Cities/States With Prettiest Scenery

Most all of 'em tend to be located in rather nice territory.

I guess I needn’t tell you what I misread in place of locked.

Burlington, Vermont. Everything you asked for and more. [sup]©[/sup]

I love Vermont but it is COLD much if not most of the year by some standards. The OP should give some king of weather preference to nail things down better,

As of now, I’ve never lived anywhere where it snowed a lot, so I’m not used to the cold, but I’m willing to give it a shot if the area’s nice.

(Besides, after flying around Vegas in 117 degree weather in full Chem ensemble, cold might be nice.)

I was going to mention Charlottesville! It’s wonderful. I was only there for 4-5 days a few years ago, but it remains on my list of places I’d love to live someday. UVA is a great school…if I were forced to go back in time and choose a different college to attend, I’d probably pick UVA.

Seconded (and home prices are crashing, Lsura, so hang in there).

Washington and Oregon are both expensive, Washington absurdly so. Laramie, Wyoming is high and dry, if you enjoy the whole wild west thing.

Well, there ya go. I’m familiar with that area, and it’s not the prettiest. I lived north of the university – on the corner of Indian School and University, to be exact – and that was a nice neighborhood. My work at that time took me all over the city, so I saw good and bad neighborhoods. I recommend right around the uni.
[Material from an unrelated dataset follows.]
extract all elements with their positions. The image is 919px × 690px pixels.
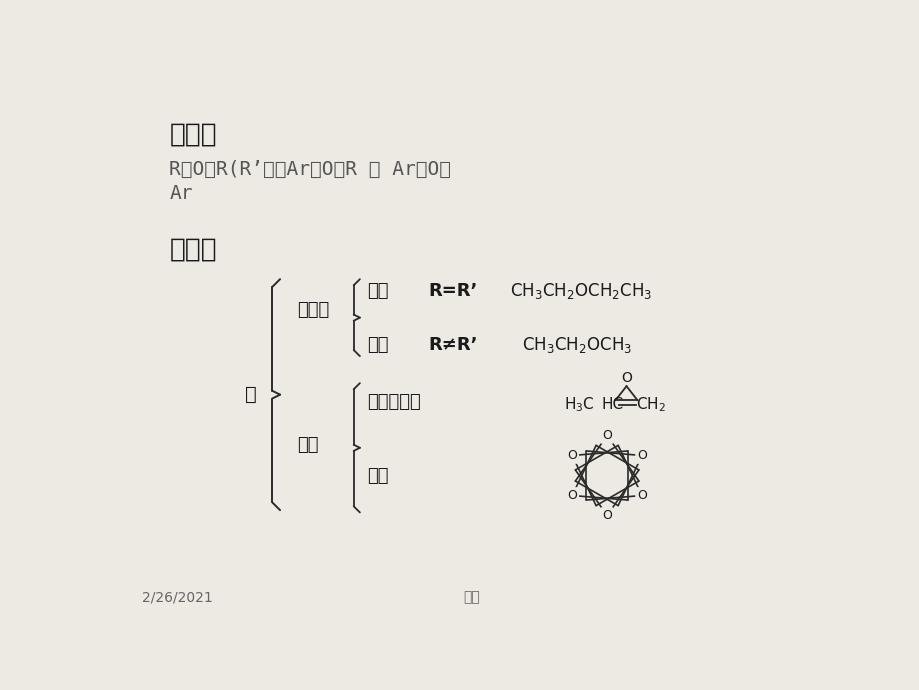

Flagstaff, AZ. Dry weather, The Canyon nearby, has Northern Arizona University (if you’re into what they study), several observatories, smallish but a rather liberal and dorky and artistic population. Lots of hikers. Mountains, forest, NOT in the desert, but still dry and the desert is nearby. Amazing scenery, good people, wildlife.

Oh, to be the nitpicker. Deep Springs may be the weakest part of the criteria, but that’s because it has 26 students. It is not a community college but a highly selective two-year college with an acceptance rate of 7%. Most go on to Ivy’s after their two years.

And a third, fourth, whatever for Charlottesville.

Erm…Chicago (said the shameless booster)?

From the street, our outstanding architecture can look pretty mountainous! Plus, there are some large-ish hills up north in Wisco and Michigan.

Chicago isn’t nearly as large as NYC (8 mil vs. 18mil, I think). It’s also smaller than Tokyo, Mexico City, Bombay, Hong Kong, and Kiev! You can make it seem smaller by getting into a nice, well-defined neighborhood, too.

Colleges? Lots.

Expense? I’ve heard that Chicago is still fairly affordable. The rental market is supposedly hot, and you can buy stuff, too.

Southern accents? Um…no. But we have our own peculiar accents as well. We say “Da Bearz”, and end lots of things with possessive S’s.

-Cem

If you can settle for the beautiful central Texas Hill Country instead of mountains, I’d recommend Austin, Texas. If not, I’d second Albuquerque, New Mexico.

Seconding Albuquerque. Santa Fe feels much cozier, has two (tiny) colleges, and IMO, better scenery than Albuquerque. The trade off is that Santa Fe is a bit pricier than Albuquerque.

Heh, sometimes so do we! But unfortunately, we don’t meet at least 2 of the OPs wishes. :smiley: We’re hella-spensive and really, really big. But it is beeyootiful.